Le lendemain, je me lève plus tôt que d’habitude. J’ai du mal à croire que ça arrive vraiment. Un taf. Un vrai boulot, même si c’est que quelques heures.
Je me regarde dans le miroir de ma chambre. Yeux fatigués, cernes creusées, cheveux en bataille. J’ai pas changé, mais j’ai l’impression que quelque chose est différent.

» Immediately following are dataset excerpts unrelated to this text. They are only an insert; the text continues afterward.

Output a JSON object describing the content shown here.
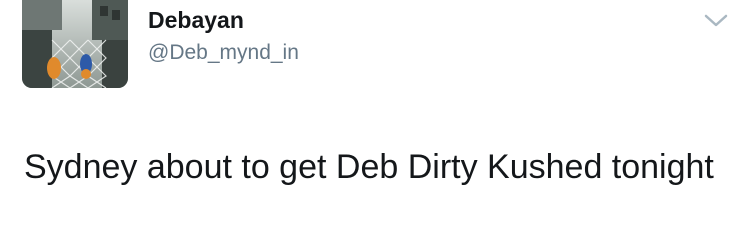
{
  "tweet": {
    "author": {
      "display_name": "Debayan",
      "handle": "@Deb_mynd_in",
      "avatar_icon": "profile-photo-icon"
    },
    "caret_icon": "chevron-down-icon",
    "text": "Sydney about to get Deb Dirty Kushed tonight"
  },
  "colors": {
    "text_primary": "#14171a",
    "text_secondary": "#657786",
    "caret": "#aab8c2",
    "background": "#ffffff"
  }
}
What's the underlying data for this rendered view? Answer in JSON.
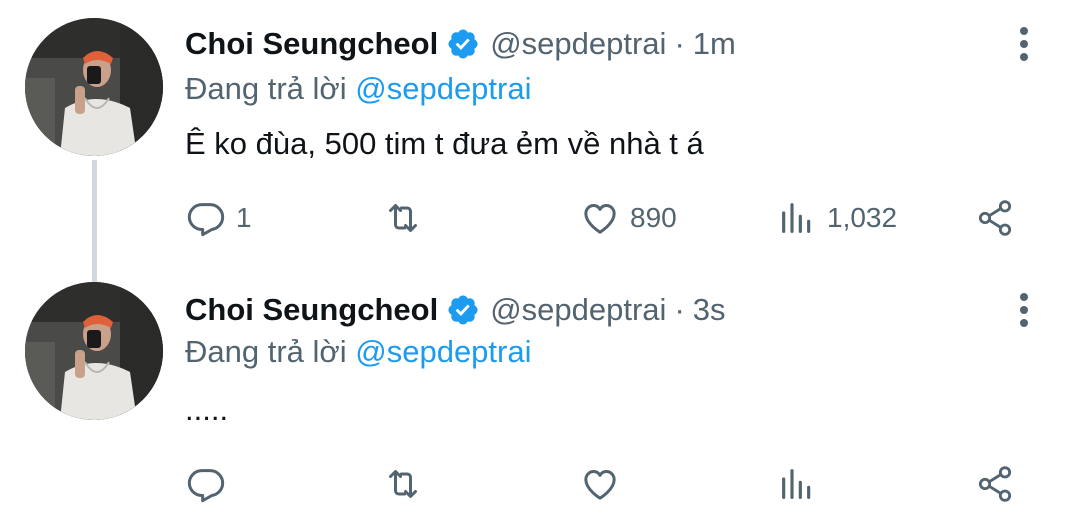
{
  "tweets": [
    {
      "display_name": "Choi Seungcheol",
      "handle": "@sepdeptrai",
      "separator": "·",
      "time": "1m",
      "replying_prefix": "Đang trả lời",
      "replying_mention": "@sepdeptrai",
      "text": "Ê ko đùa, 500 tim t đưa ẻm về nhà t á",
      "replies": "1",
      "retweets": "",
      "likes": "890",
      "views": "1,032"
    },
    {
      "display_name": "Choi Seungcheol",
      "handle": "@sepdeptrai",
      "separator": "·",
      "time": "3s",
      "replying_prefix": "Đang trả lời",
      "replying_mention": "@sepdeptrai",
      "text": ".....",
      "replies": "",
      "retweets": "",
      "likes": "",
      "views": ""
    }
  ],
  "colors": {
    "accent": "#1d9bf0",
    "secondary_text": "#536471",
    "primary_text": "#0f1419",
    "thread_line": "#cfd9de"
  },
  "icons": {
    "reply": "reply-icon",
    "retweet": "retweet-icon",
    "like": "heart-icon",
    "views": "views-icon",
    "share": "share-icon",
    "more": "more-vertical-icon",
    "verified": "verified-badge-icon"
  }
}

Je prends un vieux sweat propre et un jean pas trop troué, puis je sors en silence. Mon oncle n’est pas encore rentré de son shift de nuit. Il saura même pas que je suis parti bosser.
Quand j’arrive au café, Ilona est déjà là. Assise sur une table près de la fenêtre, elle sirote un chocolat chaud. Elle me voit entrer et lève un pouce en l’air.
— Prêt pour ta première journée ?
— J’espère que je vais pas tout foirer.
Elle rit.
— Si tu fais tomber un plateau, t’inquiète, c’est classique ici.
Je soupire et me dirige vers la cuisine. La patronne, Karima, m’accueille avec un sourire.
— Alors, le petit nouveau, prêt à mettre la main à la pâte ?
— Ouais.
— Parfait. Mets un tablier et viens voir.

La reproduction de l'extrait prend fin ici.